Search

Solr

Solr is a Java based Apache open source search server built on top of Lucene. Solr actually stores its index in Lucene format, and builds more features on top of it. Solr is generally run as a web application in a web container like Tomcat, but it can also be embedded inside of an application. Originally created by CNET in 2007, Solr has become a top level Apache project with many followers. Solr currently provides a vast array of features such as automatic sharding, replication, SQL like queries, and more. Some of the interesting query capabilities include faceting, group by, highlighting, spellcheck, autocomplete, and geospatial support. Solr is also becoming the go to search integration point for many NoSQL databases such as HBase and Cassandra to provide real time SQL like analytics on big data. One of the most advanced products in this space is DataStax, which integrates Solr search indices on data stored in Cassandra.

See also Lucene, SolrCloud, and DataStax Enterprise

Lucene

Lucene is an Apache open source index library written in Java. Lucene was originally written by Doug Cutting, creator of Hadoop, in 1999. Lucene is based on the inverted index, and provides many different features to enable advanced indexing and querying on many different data types. Many features of Solr, which is built on top of Lucene, are actually provided entirely by the Lucene query and index libraries. People generally look to Lucene when they do not need the features added on by Solr or when they find themselves requiring changes to the core way that Lucene indexes or queries data.

See also  ElasticSearch, Solr, SolrCloud, and DataStax Enterprise

ElasticSearch

ElasticSearch is a distributed, RESTful, open source search server based on Apache Lucene written in Java, providing JSON and Java APIs to expose features thereof. It supports facetting and percolating, which can be useful to be notified if new documents match for registered queries.

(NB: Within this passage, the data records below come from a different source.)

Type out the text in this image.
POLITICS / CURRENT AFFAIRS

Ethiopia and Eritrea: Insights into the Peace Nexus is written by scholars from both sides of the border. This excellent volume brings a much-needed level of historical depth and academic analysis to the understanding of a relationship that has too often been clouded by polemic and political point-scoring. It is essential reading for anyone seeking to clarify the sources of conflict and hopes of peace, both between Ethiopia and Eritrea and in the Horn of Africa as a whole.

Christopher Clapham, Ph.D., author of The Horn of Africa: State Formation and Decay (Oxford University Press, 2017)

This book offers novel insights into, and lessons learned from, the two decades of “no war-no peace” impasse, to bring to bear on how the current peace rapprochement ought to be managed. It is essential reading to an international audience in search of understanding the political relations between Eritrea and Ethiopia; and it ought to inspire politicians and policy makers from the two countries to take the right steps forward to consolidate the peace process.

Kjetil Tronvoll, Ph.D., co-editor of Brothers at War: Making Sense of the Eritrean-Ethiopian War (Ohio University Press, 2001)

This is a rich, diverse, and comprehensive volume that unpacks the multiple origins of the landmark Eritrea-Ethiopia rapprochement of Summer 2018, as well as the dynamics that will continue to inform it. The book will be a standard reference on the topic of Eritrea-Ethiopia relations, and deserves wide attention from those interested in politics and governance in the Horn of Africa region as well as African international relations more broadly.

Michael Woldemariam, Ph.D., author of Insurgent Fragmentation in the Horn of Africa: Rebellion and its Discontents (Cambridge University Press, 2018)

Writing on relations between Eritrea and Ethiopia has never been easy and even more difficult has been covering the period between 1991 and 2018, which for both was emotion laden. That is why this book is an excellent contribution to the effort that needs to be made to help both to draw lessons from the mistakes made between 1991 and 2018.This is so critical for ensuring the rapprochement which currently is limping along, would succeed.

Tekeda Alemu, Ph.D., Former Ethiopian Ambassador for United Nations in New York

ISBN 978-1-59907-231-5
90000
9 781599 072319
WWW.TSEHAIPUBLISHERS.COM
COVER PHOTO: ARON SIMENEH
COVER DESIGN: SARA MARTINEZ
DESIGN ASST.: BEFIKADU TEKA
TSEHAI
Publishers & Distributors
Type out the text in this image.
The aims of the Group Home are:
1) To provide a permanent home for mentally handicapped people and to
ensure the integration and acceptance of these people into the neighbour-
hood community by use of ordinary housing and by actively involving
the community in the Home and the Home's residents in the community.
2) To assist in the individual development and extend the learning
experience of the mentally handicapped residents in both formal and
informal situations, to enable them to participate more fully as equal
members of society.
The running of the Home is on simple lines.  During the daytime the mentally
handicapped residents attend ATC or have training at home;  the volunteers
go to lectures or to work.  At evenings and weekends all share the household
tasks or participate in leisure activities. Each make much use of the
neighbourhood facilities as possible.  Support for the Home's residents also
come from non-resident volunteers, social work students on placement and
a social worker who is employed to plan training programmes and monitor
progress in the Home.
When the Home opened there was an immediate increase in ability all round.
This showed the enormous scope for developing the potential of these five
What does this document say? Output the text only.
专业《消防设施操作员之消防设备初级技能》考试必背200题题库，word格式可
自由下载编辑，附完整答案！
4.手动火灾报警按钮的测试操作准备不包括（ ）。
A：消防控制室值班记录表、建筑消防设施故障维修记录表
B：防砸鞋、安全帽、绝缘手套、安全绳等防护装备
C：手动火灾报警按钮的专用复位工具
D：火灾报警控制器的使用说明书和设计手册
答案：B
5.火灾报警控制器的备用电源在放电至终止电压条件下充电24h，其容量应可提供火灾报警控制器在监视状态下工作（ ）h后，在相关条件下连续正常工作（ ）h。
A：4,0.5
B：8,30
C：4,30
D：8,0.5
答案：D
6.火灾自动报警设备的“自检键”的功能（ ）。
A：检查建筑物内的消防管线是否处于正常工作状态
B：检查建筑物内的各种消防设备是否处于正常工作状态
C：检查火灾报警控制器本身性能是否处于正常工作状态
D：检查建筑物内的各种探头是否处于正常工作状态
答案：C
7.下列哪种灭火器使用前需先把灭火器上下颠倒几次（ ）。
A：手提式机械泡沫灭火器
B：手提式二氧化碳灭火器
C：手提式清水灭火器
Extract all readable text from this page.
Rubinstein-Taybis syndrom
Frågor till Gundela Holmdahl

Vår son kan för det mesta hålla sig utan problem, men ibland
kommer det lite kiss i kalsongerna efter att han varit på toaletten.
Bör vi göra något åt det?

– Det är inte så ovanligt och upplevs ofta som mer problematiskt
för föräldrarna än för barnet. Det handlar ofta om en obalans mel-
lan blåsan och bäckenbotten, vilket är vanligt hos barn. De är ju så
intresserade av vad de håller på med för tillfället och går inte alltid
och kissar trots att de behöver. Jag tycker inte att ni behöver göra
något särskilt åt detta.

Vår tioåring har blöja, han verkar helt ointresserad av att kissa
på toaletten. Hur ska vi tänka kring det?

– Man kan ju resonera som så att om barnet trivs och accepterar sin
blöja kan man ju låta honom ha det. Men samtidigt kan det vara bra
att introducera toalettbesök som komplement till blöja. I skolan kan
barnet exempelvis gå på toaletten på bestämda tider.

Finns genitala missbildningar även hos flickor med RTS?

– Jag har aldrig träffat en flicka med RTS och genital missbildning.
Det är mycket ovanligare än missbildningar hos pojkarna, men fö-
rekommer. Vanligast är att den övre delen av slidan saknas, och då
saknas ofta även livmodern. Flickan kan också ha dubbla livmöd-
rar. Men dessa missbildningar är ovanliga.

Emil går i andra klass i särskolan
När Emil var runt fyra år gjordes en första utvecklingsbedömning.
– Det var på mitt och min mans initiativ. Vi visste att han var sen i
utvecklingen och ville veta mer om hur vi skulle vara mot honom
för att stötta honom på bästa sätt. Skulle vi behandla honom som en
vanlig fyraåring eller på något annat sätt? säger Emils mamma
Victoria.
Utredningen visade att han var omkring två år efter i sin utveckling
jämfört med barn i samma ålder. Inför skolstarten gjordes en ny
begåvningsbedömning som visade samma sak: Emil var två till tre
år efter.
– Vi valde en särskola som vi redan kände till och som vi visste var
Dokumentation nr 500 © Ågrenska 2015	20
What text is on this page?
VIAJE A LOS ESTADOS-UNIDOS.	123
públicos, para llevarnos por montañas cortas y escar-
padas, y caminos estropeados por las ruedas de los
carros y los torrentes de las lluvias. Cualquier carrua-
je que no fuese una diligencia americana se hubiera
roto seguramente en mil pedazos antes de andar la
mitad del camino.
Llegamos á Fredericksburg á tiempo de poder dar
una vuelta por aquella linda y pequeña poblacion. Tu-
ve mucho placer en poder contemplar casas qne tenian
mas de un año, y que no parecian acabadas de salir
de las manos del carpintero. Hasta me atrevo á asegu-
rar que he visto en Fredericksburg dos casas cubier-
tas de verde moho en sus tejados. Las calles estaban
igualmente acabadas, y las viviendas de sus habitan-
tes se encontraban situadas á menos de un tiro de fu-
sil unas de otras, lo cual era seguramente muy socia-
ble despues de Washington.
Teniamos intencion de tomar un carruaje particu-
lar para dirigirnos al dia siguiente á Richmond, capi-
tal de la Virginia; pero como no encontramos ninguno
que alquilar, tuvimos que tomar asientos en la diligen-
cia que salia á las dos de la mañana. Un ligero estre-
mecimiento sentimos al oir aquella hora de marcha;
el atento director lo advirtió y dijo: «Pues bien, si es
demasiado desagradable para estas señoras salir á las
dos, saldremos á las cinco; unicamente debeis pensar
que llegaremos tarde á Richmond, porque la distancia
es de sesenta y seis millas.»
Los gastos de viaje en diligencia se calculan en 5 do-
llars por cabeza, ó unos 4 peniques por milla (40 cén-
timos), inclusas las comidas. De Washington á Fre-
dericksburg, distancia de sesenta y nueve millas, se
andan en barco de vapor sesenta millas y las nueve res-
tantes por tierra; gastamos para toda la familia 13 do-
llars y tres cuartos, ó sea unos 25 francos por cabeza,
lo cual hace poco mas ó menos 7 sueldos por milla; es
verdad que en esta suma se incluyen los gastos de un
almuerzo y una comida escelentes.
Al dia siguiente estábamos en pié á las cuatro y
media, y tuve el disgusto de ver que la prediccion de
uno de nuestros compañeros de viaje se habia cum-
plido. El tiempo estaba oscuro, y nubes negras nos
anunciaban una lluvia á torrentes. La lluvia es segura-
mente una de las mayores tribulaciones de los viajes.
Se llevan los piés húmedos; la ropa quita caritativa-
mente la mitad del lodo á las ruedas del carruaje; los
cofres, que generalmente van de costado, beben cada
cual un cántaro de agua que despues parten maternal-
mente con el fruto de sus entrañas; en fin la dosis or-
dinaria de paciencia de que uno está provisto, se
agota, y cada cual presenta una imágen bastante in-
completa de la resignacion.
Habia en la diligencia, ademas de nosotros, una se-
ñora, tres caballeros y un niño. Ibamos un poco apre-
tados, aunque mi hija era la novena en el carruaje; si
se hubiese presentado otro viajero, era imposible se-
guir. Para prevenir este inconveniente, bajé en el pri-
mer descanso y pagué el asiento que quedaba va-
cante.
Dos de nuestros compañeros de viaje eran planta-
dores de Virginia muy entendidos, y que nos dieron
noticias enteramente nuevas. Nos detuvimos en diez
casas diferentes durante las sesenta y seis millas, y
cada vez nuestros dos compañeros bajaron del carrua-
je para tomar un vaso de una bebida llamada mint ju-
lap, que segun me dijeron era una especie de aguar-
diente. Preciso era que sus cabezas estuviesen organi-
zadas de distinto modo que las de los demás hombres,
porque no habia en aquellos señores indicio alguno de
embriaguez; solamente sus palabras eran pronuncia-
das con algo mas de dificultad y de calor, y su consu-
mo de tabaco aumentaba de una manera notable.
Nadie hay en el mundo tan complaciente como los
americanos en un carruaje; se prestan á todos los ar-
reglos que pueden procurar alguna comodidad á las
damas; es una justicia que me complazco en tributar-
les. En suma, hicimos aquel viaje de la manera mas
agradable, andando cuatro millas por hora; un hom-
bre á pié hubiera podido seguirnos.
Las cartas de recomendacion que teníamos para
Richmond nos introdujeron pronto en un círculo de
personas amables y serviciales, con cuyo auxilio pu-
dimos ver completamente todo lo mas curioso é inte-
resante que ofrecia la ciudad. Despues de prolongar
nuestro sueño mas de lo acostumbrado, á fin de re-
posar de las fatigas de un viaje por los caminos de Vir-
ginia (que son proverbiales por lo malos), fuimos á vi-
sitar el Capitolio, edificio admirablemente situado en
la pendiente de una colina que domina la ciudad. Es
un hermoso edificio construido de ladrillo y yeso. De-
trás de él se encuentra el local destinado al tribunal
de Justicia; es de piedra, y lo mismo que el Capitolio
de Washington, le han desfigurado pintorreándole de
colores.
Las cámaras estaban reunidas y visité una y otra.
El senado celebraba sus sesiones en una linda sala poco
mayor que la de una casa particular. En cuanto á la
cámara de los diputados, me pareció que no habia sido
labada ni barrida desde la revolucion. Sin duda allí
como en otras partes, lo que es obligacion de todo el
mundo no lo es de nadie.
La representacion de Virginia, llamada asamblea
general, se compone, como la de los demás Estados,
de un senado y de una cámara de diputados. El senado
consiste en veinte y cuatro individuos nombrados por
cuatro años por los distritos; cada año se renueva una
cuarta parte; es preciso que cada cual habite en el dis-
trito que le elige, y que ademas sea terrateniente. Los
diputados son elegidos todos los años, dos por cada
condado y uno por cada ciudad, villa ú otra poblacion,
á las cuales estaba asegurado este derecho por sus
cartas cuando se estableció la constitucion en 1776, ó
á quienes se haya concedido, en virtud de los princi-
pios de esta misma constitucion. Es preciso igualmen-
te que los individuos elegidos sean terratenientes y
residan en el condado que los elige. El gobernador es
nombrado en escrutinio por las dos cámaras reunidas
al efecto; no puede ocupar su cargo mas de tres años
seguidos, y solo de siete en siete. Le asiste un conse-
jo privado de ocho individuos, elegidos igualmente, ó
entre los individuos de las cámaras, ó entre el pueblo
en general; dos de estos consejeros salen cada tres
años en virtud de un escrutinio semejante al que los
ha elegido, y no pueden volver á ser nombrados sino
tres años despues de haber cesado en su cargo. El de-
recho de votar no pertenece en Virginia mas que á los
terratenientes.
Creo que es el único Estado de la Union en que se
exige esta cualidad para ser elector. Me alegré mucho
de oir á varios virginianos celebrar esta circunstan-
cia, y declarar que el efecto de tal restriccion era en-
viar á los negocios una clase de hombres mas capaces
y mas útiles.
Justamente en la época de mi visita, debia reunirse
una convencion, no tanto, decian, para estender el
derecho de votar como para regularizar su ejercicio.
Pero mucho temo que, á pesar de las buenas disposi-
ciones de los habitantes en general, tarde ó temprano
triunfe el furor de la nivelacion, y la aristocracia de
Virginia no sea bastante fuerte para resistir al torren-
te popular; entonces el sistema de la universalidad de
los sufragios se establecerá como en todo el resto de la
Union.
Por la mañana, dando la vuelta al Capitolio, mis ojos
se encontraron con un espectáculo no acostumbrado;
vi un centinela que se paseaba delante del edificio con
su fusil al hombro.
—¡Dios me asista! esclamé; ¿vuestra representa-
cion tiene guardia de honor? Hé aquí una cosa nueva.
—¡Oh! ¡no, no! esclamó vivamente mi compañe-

ElasticSearch can be used to search all kind of documents. It provides a scalable search solution, has near real-time search and support for multitenancy. "ElasticSearch is distributed, which means that indices can be divided into shards and each shard can have zero or more replicas. Each node hosts one or more shards, and acts as a coordinator to delegate operations to the correct shard(s). Rebalancing and routing are done automatically [...]".[

SolrCloud

SolrCloud is a subset of distributed 'cloud based' features as part of the Apache Solr 4.x releases. Introducing functionality such as automatic sharding, automatic failover, query/index partitioning, automatic replication, and write durability, SolrCloud is quickly becoming very popular in the open source search community. SolrCloud achieves these distributed capabilities by integrating Solr with ZooKeeper. By storing cluster configuration in state in ZooKeeper, Solr can understand the cluster state to route queries/indexes or manage node failure. SolrCloud is based on a Master/Slave architecture, in SolrCloud terms Leaders/Replicas, that focuses on the Consistency and Partition Tolerance of the CAP theorem.

See also Lucene, Solr, and DataStax Enterprise

DataStax

Enterpise DataStax Enterprise is a commercial product that integrates Solr with Cassandra to provide real time SQL like query capabilities on top of a proven scalable database. Unlike SolrCloud, DataStax Enterprise is based on a peer to peer architecture that provides Availability, Partition Tolerance, and tunable Consistency. DataStax Enterprise stores the raw indexed values in Cassandra to enable automatic node failover and reindexing in case of schema changes or load balancing. DataStax Enterprise also integrates with Hadoop so that users can perform Map/Reduce jobs on top of data within Cassandra.

See also Lucene, Solr, and SolrCloud

Splunk

Splunk is software to search, monitor and analyze machine-generated data by applications, systems and IT infrastructure at scale via a web-style interface. Splunk captures, indexes and correlates real-time data in a searchable repository from which it can generate graphs, reports, alerts, dashboards and visualizations. Splunk aims to make machine data accessible across an organization and identifies data patterns, provides metrics, diagnoses problems and provides intelligence for business operation. Splunk is a horizontal technology used for application management, security and compliance, as well as business and web analytics.